Here is a scatterplot matrix of elapsed times for the overall, swim, bike, and run legs of the 2009 Ironman Championship in Kona.
Obviously, while the correlation is imperfect, it is still relatively strong (r(swim, bike) and r(bike, run) are both around .75, while r(swim, run) ~ .5), so if you're a fast cyclist you tend to be a fast runner and a fast swimmer. Fast people are fast, no surprise. The thing that mostly determines bike time on the Ironman Kona course is power to aerodynamic drag (since the course is pretty flat and usually pretty windy). On the other hand, the thing that mostly determines run time is power to weight. The commonality is power: power while biking is related to power while running. Likewise, power while biking or running must be related to power while swimming. However, this is for a selected group of athletes: those who qualified for the Ironman Championships and finished all three legs in one day. I am more interested in "stand alone" events.
We have bicycle power meters that tell us power output while cycling, and a rule of thumb that tells us that on firm flat ground runners expend around 1 kcal/kg/km. Although there is a fair amount of variation in running economy, that latter rule of thumb combined with an estimated gross efficiency of .239 can give us a new rule of thumb that relates running speed to power: running speed in meters/sec is roughly equivalent to watts/kg.
My question is this: is there an equivalent rule of thumb that would give an estimate of power while swimming? I understand that there is much more room for variation in swimming economy than in running economy -- I'm just looking for a rule of thumb.

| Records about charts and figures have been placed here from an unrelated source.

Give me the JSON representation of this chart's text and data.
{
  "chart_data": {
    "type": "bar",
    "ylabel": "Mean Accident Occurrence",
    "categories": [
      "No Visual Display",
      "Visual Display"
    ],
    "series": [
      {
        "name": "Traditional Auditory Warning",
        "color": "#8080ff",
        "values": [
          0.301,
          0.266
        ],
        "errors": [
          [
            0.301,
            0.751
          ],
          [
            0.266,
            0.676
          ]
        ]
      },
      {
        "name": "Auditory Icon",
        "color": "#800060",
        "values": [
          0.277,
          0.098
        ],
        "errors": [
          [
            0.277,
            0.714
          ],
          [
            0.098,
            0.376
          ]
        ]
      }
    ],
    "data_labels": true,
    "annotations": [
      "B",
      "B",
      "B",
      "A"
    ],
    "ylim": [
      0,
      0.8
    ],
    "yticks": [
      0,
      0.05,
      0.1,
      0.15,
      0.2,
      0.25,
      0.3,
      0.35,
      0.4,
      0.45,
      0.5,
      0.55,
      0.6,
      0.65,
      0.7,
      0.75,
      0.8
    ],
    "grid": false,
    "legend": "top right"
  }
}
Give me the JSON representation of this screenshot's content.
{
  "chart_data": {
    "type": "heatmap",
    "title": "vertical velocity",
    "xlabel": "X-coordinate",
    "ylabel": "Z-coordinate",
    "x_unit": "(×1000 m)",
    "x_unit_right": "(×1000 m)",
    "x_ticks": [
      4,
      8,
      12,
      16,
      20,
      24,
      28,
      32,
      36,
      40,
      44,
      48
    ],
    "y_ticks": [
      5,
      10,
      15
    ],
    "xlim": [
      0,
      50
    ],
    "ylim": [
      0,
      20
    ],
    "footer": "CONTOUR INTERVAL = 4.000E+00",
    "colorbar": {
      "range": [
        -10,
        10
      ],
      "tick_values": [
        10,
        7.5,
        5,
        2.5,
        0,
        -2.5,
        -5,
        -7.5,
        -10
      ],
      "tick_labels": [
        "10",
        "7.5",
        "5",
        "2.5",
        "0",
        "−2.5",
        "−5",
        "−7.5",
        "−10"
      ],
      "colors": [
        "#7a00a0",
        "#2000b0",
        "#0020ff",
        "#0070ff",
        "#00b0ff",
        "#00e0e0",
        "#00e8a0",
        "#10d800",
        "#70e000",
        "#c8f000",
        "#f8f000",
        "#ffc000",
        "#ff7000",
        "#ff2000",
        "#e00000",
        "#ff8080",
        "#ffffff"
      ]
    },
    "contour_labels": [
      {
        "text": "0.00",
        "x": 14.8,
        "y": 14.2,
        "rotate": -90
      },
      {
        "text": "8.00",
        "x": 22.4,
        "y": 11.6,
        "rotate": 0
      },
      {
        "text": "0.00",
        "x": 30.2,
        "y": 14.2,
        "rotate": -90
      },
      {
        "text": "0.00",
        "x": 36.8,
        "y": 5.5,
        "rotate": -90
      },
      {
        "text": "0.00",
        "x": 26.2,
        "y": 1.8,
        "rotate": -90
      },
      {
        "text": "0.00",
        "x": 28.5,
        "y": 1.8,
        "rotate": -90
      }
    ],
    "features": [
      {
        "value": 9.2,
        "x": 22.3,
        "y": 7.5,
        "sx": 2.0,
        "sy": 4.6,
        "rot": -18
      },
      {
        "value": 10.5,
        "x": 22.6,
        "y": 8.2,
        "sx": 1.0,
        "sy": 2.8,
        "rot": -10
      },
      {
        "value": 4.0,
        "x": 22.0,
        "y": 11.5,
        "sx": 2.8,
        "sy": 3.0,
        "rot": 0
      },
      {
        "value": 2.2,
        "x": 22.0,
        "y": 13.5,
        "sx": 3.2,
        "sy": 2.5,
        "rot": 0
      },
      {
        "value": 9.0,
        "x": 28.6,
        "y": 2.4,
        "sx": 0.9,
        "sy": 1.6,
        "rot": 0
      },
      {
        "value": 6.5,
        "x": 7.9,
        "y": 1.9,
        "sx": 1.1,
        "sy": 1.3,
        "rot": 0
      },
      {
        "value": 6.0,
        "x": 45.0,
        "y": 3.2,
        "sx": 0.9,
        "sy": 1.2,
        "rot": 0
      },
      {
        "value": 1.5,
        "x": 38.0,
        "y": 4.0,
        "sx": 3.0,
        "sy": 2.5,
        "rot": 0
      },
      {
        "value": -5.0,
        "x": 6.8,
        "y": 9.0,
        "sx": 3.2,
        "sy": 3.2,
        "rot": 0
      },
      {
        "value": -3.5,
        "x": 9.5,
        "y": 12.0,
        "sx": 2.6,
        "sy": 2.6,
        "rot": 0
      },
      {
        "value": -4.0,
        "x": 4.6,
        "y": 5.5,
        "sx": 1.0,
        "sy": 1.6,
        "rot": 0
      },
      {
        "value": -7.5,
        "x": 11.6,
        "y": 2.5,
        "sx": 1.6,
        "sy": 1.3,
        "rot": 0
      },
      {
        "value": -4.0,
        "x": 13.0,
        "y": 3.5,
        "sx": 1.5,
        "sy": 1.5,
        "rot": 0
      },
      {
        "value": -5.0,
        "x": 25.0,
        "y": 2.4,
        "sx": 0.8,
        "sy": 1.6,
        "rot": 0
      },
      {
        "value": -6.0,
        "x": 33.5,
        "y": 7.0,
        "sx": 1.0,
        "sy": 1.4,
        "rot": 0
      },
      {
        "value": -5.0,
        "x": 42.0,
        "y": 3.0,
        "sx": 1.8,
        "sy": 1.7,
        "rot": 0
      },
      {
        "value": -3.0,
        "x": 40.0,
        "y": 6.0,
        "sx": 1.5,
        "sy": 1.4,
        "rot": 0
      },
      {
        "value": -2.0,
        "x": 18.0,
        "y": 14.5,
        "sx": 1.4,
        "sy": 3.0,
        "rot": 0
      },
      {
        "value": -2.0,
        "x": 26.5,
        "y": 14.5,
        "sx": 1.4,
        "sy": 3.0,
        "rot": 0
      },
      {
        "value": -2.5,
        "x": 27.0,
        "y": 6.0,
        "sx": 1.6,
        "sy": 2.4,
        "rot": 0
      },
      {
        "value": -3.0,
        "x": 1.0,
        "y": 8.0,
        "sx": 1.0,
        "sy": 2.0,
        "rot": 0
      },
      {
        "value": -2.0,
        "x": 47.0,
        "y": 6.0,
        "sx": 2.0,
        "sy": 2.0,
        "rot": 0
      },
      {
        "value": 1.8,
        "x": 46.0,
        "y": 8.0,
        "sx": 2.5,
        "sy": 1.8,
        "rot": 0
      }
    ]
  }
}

Update: McArdle, Katch, and Katch (2005, "Essentials of exercise physiology", 3rd ed.) claim that there is a fair amount of variation in energy expenditure among swimmers, and that it depends on skill level, sex, and type of stroke (breaststroke requires the most energy expenditure while the crawl requires the least). They claim that sex matters because females tend to be more buoyant than males and their mass distribution is different so they tend to swim "flatter" in the water and thus have less hydrodynamic drag. Even with all these caveats, they claim "it takes about four times more energy to swim than to run the same distance. In contrast to running, a swimmer must expend considerable energy to maintain buoyancy and overcome the various drag forces that impede movement."
In addition, Barbosa et al. (2006, "Evaluation of energy expenditure in competitive swimming strokes", Intl J Sports Med 27:894-899) show a couple of regressions that show the relationship between swimming speed and energy expenditure for a group of elite "international level" swimmers. I am looking for the relationship between power and swimming speed (or a similar metric) for not-quite-so-elite swimmers.